3 favorite energy MLPs

These master limited partnerships offer an average yield of 5.6%.

By TheStockAdvisors Jan 30, 2012 1:57PM
Image: Elevated view of freight cars with coal © Joseph Sohm-Visions of America/Photodisc/Getty ImagesBy Stephen Leeb, The Complete Investor

In my view, master limited partnerships (MLPs) are probably the best hedge against rising energy prices.

Three favorites are Penn Virginia Resource Partners (PVR), ONEOK Partners (OKS), and Plains All American Pipeline (PAA).

Of these, Penn Virginia is the standout. With a yield of 8% and growth above 5%, it presents an especially compelling value.

Perhaps a slight risk with Penn Virginia is that a portion of its income stream is tied to royalties from the coal business. But while these royalties are dependent on coal prices, they are immune to regulatory changes.

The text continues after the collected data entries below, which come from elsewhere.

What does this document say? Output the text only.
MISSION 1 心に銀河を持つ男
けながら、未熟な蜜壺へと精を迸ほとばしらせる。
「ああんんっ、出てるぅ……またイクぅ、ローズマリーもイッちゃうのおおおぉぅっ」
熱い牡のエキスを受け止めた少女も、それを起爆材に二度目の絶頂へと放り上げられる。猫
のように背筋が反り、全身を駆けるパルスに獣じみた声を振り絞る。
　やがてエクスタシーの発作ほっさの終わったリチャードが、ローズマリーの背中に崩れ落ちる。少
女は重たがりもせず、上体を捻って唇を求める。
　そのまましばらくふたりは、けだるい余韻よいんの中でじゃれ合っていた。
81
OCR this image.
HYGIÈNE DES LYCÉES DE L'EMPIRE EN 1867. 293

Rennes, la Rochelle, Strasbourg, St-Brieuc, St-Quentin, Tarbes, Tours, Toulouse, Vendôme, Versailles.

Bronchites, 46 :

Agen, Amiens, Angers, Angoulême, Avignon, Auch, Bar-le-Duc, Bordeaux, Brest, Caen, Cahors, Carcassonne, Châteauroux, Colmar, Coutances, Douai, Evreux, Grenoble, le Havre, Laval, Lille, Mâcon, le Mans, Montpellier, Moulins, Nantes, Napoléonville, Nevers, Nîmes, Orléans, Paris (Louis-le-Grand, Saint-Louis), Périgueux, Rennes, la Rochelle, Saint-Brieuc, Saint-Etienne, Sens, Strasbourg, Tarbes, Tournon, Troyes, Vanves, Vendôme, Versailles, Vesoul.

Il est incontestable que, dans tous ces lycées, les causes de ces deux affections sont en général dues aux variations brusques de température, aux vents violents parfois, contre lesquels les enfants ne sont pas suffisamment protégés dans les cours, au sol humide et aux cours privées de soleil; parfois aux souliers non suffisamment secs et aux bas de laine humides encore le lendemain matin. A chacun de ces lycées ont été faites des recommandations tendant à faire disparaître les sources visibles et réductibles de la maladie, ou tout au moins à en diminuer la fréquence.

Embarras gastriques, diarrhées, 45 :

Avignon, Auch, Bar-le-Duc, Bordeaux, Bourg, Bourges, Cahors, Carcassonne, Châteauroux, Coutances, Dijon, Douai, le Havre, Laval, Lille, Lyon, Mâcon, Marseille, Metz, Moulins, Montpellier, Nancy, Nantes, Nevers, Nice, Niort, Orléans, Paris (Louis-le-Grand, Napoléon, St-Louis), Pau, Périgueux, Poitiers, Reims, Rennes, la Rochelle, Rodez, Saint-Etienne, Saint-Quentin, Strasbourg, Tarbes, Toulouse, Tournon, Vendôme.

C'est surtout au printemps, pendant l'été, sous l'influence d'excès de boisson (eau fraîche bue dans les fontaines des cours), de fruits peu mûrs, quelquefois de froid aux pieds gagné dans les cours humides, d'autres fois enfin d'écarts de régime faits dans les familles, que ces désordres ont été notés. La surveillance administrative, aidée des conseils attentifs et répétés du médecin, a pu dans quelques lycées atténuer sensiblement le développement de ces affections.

ONEOK gets high marks for its focus on pipelines and storage facilities and on natural gas liquids (NGL), which have become a critical aspect of shale gas production. Capturing these liquids has become increasingly necessary to offset the growing costs of shale drilling. Thus NGL production is likely to grow rapidly over the next several years, boosting ONEOK's business.

Plains All American Pipeline is a winner because of its role in the oil market. Several projects promise to increase its oil pipeline capacity.

In addition, the company stores natural gas, an area that should benefit handsomely if natural gas prices, as we expect, rise over the next several years.

Of course, the most notable characteristic of these three favorites is their average yield of 5.6%. That income, along with projected average growth of more than 5%, adds up to long-term total returns that could approach 11%.

Even if you're not particularly income-oriented, this kind of total return in an economy that promises to remain stressed (to say the least) should have tremendous appeal.